“With fibre-optic networks you’ve got thousands of kilometres of fibre optic and something can go wrong at any point along that and for a whole host of reasons.
“So it very quickly became apparent to us that in order to provide the kind of level of service that we want to provide, which is akin to what you would find in the most developed countries, we needed to provide several levels of redundancy; not one but multiple levels. There are areas of our network where there are literally eight levels of redundancy.”
It was becoming clear to me that in the world of fibre optics, ‘redundancy’ meant building in plans B, C, D and so on in case something went wrong. So what form did this ‘redundancy’ take, I wanted to know.
“It means diverse, multiple fibre-optic routes, I mean diversity of equipment, I mean ring topology ensuring that we’ve got traffic being carried simultaneously on multiple fibres so that if one goes down, the customer doesn’t even notice that something has happened.”
He told me that they had gone beyond ‘self-healing rings’ and were now implementing simultaneous primary and secondary routing resulting in uninterrupted service should one of the transmission paths fail. The level of service and the resilience of the network across Southern Africa was such that “we haven’t had a service-affecting outage on our core network for close to three years now. That’s not to say that faults haven’t occurred or fibres haven’t been cut – they have been, on many occasions – but the end user has never experienced an outage as a consequence of these events.” I wish I could say the same for my internet provider in the UK. Nevertheless, I had to ask him if one needed greater redundancy in Africa than you would, say, in a developed country.
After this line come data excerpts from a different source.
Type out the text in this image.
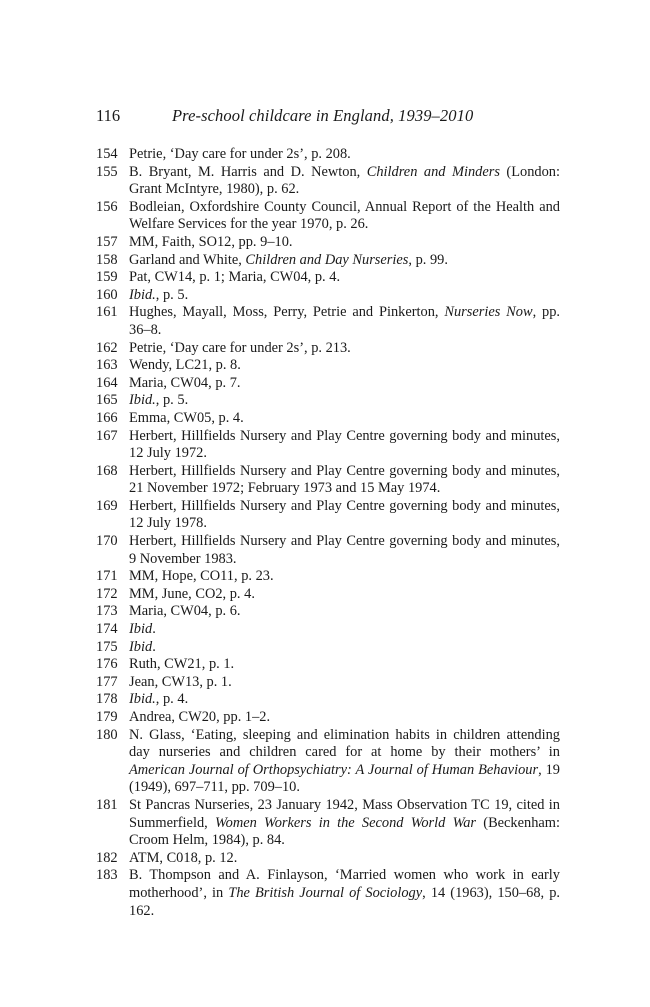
116	Pre-school childcare in England, 1939–2010
154 Petrie, ‘Day care for under 2s’, p. 208.
155 B. Bryant, M. Harris and D. Newton, Children and Minders (London: Grant McIntyre, 1980), p. 62.
156 Bodleian, Oxfordshire County Council, Annual Report of the Health and Welfare Services for the year 1970, p. 26.
157 MM, Faith, SO12, pp. 9–10.
158 Garland and White, Children and Day Nurseries, p. 99.
159 Pat, CW14, p. 1; Maria, CW04, p. 4.
160 Ibid., p. 5.
161 Hughes, Mayall, Moss, Perry, Petrie and Pinkerton, Nurseries Now, pp. 36–8.
162 Petrie, ‘Day care for under 2s’, p. 213.
163 Wendy, LC21, p. 8.
164 Maria, CW04, p. 7.
165 Ibid., p. 5.
166 Emma, CW05, p. 4.
167 Herbert, Hillfields Nursery and Play Centre governing body and minutes, 12 July 1972.
168 Herbert, Hillfields Nursery and Play Centre governing body and minutes, 21 November 1972; February 1973 and 15 May 1974.
169 Herbert, Hillfields Nursery and Play Centre governing body and minutes, 12 July 1978.
170 Herbert, Hillfields Nursery and Play Centre governing body and minutes, 9 November 1983.
171 MM, Hope, CO11, p. 23.
172 MM, June, CO2, p. 4.
173 Maria, CW04, p. 6.
174 Ibid.
175 Ibid.
176 Ruth, CW21, p. 1.
177 Jean, CW13, p. 1.
178 Ibid., p. 4.
179 Andrea, CW20, pp. 1–2.
180 N. Glass, ‘Eating, sleeping and elimination habits in children attending day nurseries and children cared for at home by their mothers’ in American Journal of Orthopsychiatry: A Journal of Human Behaviour, 19 (1949), 697–711, pp. 709–10.
181 St Pancras Nurseries, 23 January 1942, Mass Observation TC 19, cited in Summerfield, Women Workers in the Second World War (Beckenham: Croom Helm, 1984), p. 84.
182 ATM, C018, p. 12.
183 B. Thompson and A. Finlayson, ‘Married women who work in early motherhood’, in The British Journal of Sociology, 14 (1963), 150–68, p. 162.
“I’d say the answer is yes. This is simply because of the number of reasons that faults, such as fibre cuts, occur in the network, combined with the vast distances involved. And the fact that fibre networks are vulnerable due to the complete lack of regulation and controls for their protection.”
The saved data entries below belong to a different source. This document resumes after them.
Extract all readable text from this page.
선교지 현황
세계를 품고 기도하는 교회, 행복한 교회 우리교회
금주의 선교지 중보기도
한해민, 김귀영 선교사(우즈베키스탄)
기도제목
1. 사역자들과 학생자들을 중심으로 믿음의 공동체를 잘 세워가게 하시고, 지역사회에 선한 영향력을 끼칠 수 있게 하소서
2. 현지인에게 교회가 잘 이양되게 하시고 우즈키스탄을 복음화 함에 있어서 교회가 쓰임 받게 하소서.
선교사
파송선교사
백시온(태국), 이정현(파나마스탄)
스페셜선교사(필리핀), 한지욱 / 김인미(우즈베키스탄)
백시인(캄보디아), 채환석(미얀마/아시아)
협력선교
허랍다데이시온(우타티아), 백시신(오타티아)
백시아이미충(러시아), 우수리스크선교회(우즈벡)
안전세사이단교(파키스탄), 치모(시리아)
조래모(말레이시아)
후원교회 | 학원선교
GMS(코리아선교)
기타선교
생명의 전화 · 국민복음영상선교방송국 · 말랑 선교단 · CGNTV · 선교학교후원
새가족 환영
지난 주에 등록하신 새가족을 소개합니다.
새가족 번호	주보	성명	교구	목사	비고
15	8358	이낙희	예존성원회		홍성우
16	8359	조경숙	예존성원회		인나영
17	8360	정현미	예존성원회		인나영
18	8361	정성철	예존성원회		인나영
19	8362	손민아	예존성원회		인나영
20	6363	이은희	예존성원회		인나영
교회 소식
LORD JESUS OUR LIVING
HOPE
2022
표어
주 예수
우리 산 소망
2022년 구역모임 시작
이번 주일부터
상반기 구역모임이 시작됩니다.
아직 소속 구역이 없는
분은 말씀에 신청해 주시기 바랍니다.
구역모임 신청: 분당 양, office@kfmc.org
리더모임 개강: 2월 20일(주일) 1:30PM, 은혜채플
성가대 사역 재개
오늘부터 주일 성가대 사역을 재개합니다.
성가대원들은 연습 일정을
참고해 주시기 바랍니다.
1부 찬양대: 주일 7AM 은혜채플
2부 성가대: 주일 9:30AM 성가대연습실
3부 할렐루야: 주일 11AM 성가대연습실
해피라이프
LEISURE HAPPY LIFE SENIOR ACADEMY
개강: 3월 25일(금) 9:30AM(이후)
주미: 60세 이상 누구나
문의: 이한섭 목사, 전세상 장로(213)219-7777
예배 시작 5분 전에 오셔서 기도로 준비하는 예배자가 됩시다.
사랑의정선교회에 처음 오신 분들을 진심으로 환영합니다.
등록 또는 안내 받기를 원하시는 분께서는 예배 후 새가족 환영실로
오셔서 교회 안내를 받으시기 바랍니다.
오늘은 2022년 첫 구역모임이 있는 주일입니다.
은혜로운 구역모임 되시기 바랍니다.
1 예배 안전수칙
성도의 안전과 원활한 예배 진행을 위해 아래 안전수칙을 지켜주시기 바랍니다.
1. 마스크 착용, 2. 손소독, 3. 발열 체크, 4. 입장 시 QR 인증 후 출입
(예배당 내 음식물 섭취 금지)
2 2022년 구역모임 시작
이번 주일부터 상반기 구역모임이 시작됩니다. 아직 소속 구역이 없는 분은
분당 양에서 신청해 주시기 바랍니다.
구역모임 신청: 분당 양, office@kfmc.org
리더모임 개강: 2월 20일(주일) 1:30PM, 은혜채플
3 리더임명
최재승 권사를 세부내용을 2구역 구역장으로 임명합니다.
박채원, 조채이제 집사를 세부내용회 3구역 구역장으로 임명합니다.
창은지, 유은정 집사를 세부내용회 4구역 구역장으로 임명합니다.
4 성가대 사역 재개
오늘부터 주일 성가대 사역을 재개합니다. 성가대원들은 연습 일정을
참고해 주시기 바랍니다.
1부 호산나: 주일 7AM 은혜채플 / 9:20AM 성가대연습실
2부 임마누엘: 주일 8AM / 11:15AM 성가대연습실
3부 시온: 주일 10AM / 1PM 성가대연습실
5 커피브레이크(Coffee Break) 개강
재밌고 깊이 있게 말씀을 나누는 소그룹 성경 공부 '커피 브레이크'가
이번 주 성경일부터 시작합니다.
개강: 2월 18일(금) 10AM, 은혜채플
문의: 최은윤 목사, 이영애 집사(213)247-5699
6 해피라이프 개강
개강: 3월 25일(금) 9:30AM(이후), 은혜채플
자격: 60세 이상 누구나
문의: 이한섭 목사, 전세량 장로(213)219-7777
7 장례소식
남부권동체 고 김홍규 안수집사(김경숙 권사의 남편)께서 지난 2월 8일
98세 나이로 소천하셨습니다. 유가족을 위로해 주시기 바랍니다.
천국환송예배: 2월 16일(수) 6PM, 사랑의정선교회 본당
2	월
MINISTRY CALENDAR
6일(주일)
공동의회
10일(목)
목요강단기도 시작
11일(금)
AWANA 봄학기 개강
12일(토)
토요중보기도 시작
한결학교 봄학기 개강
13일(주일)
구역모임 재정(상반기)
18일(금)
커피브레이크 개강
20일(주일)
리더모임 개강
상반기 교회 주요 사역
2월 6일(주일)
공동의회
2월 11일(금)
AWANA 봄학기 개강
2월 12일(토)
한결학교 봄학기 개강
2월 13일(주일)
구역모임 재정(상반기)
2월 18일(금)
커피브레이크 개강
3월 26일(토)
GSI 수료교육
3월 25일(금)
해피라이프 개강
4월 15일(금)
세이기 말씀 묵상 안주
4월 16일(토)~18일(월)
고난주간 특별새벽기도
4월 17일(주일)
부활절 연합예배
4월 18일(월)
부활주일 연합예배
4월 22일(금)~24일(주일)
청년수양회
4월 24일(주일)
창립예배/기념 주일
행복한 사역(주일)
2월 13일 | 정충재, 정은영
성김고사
What causes breaks in the fibre-optic cables, I wanted to know.
“I could write you a book,” he says with a quiet smile. “Its title would be 1,001 ways to break a fibre. The most common is just someone else digging for something and damaging the fibre. Deliberate vandalism is another; trees being uprooted in storms is a third.
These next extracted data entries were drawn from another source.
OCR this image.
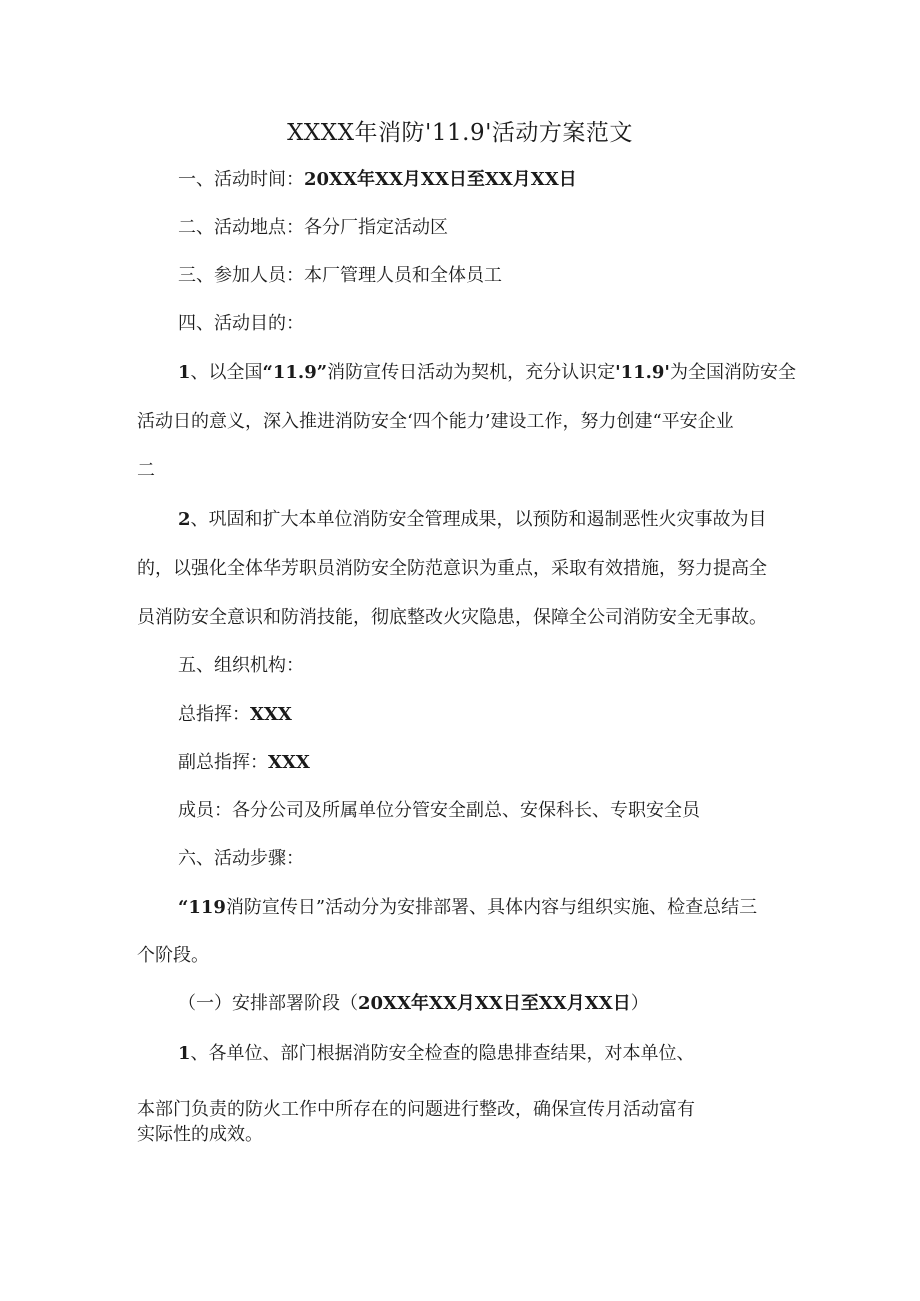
XXXX年消防'11.9'活动方案范文
一、活动时间：20XX年XX月XX日至XX月XX日
二、活动地点：各分厂指定活动区
三、参加人员：本厂管理人员和全体员工
四、活动目的：
1、以全国“11.9”消防宣传日活动为契机，充分认识定'11.9'为全国消防安全
活动日的意义，深入推进消防安全‘四个能力’建设工作，努力创建“平安企业
二
2、巩固和扩大本单位消防安全管理成果，以预防和遏制恶性火灾事故为目
的，以强化全体华芳职员消防安全防范意识为重点，采取有效措施，努力提高全
员消防安全意识和防消技能，彻底整改火灾隐患，保障全公司消防安全无事故。
五、组织机构：
总指挥：XXX
副总指挥：XXX
成员：各分公司及所属单位分管安全副总、安保科长、专职安全员
六、活动步骤：
“119消防宣传日”活动分为安排部署、具体内容与组织实施、检查总结三
个阶段。
（一）安排部署阶段（20XX年XX月XX日至XX月XX日）
1、各单位、部门根据消防安全检查的隐患排查结果，对本单位、
本部门负责的防火工作中所存在的问题进行整改，确保宣传月活动富有
实际性的成效。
“We’ve had bridges, which carry our fibre over a river, being washed away. Probably the more unusual cause – but it has happened – is elephants digging up the fibre, pulling it up and breaking it. So as I said, there are at least 1,001 reasons as to why fibres break.”
Then he recollected something else. “Rats,” he said, “are another problem. We have these big rats in Africa, they burrow down and for some reason they have taken a liking to the duct around the cable and they chew away at the duct. Now, our ducts which are especially made for us, have a special rat repellent in the duct that makes it not taste so nice – just to stop the rats.”
Gumption of different order
I began to understand the need for redundancy. Elsewhere in the world, once the cables have been safely laid underground, you can expect them to remain unmolested for a considerable period. Not so in Africa. You have to take into account accidental and deliberate damage and fend off the wildlife that seems to have taken a liking for the cables. Add to that tropical downpours, landslides, baking heat, floods and droughts. This is not an undertaking for the faint-hearted.
But even rolling out the cables over vast spaces and across different geographies and environments is an adventure in itself and calls for gumption of a very different order.